Needless to say, almost all the good Christians in our church trashed her something awful. The kids laughed at her because she was different. The mothers despised her because she was unfeminine, she didn't "act her age" and she didn't play the church-lady game. Three strikes, you're out, Toots. For most people being on the outs with the Church-ladies would have been a frightening thing. I don't think that lady noticed. And if she did notice, methinks she would not have cared.

I thought she was the second coolest lady in my world. (I'll write about the coolest one soon.) I would have loved to get to know her but she never slowed down long enough to talk to anyone, and she was apparently way too busy to participate in the church in any way other than regular Sunday attendance.

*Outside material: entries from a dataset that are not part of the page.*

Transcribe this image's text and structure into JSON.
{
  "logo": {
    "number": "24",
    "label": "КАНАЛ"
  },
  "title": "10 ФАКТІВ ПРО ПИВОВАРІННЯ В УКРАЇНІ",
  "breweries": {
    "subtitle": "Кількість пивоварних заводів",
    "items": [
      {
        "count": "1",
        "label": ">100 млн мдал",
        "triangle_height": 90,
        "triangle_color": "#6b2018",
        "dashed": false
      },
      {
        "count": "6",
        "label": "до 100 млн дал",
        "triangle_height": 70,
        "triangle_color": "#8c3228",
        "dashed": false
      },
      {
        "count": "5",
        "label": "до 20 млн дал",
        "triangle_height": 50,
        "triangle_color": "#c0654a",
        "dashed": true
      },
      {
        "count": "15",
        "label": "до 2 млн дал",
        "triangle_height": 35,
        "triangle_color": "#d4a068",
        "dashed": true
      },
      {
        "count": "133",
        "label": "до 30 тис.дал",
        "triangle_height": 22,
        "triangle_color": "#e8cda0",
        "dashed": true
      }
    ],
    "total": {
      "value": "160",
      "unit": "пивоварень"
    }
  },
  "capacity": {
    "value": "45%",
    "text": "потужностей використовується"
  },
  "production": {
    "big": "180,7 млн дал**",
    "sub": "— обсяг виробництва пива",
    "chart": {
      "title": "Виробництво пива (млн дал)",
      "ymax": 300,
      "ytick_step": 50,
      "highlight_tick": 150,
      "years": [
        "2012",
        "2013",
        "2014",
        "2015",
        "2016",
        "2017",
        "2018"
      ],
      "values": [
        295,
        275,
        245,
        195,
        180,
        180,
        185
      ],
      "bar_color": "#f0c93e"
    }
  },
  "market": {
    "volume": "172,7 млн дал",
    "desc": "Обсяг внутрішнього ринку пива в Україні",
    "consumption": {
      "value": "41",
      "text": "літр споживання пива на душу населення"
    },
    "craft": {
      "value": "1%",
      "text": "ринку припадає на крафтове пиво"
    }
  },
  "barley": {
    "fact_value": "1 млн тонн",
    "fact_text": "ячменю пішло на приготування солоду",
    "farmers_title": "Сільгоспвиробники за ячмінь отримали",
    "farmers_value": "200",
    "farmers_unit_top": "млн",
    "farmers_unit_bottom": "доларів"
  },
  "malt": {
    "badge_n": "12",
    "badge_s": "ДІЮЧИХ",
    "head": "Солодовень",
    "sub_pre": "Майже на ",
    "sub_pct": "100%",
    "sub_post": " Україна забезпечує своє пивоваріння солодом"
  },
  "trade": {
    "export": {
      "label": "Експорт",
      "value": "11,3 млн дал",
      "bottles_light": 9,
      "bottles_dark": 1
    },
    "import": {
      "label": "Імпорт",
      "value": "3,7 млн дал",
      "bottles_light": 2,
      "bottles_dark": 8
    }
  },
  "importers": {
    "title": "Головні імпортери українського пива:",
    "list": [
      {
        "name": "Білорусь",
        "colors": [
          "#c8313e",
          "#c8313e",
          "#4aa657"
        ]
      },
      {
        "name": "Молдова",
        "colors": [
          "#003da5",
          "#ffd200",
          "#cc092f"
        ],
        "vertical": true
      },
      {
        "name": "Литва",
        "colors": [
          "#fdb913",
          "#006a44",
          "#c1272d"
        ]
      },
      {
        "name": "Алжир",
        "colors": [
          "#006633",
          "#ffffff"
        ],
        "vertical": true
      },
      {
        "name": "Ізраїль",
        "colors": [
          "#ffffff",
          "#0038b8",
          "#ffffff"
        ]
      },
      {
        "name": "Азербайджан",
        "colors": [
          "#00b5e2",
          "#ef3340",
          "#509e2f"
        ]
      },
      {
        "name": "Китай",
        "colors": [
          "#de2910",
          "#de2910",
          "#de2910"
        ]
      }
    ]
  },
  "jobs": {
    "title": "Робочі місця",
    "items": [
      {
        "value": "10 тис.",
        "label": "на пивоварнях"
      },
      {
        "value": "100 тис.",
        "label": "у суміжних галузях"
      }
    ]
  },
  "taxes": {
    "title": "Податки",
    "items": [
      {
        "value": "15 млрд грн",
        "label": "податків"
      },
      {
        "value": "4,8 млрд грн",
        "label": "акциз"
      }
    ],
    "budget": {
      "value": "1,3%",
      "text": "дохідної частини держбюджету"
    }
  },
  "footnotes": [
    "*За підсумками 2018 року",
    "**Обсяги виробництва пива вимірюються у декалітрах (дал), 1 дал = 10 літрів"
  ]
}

Nevertheless she made a very strong impression on this good [ahem] little Catholic girl. I don't remember thinking that I wanted to grow up to be like her, but the idea must have seeped into my psyche somehow. At any rate, she made a lasting impression.

When I read the "Purple" poem the first time, I immediately thought of that lady. I made up my mind that when the time came I, too, would wear purple and revel in being old. I'll never be a Red Hat Lady (I'm not a joiner and I HATE the thought of dressing like other people), but I relish the thought that I finally have the opportunity to begin to grow into the sort of cool old broad I have always admired. It seems as though I have been waiting my whole life for this. I hope I can pull it off!!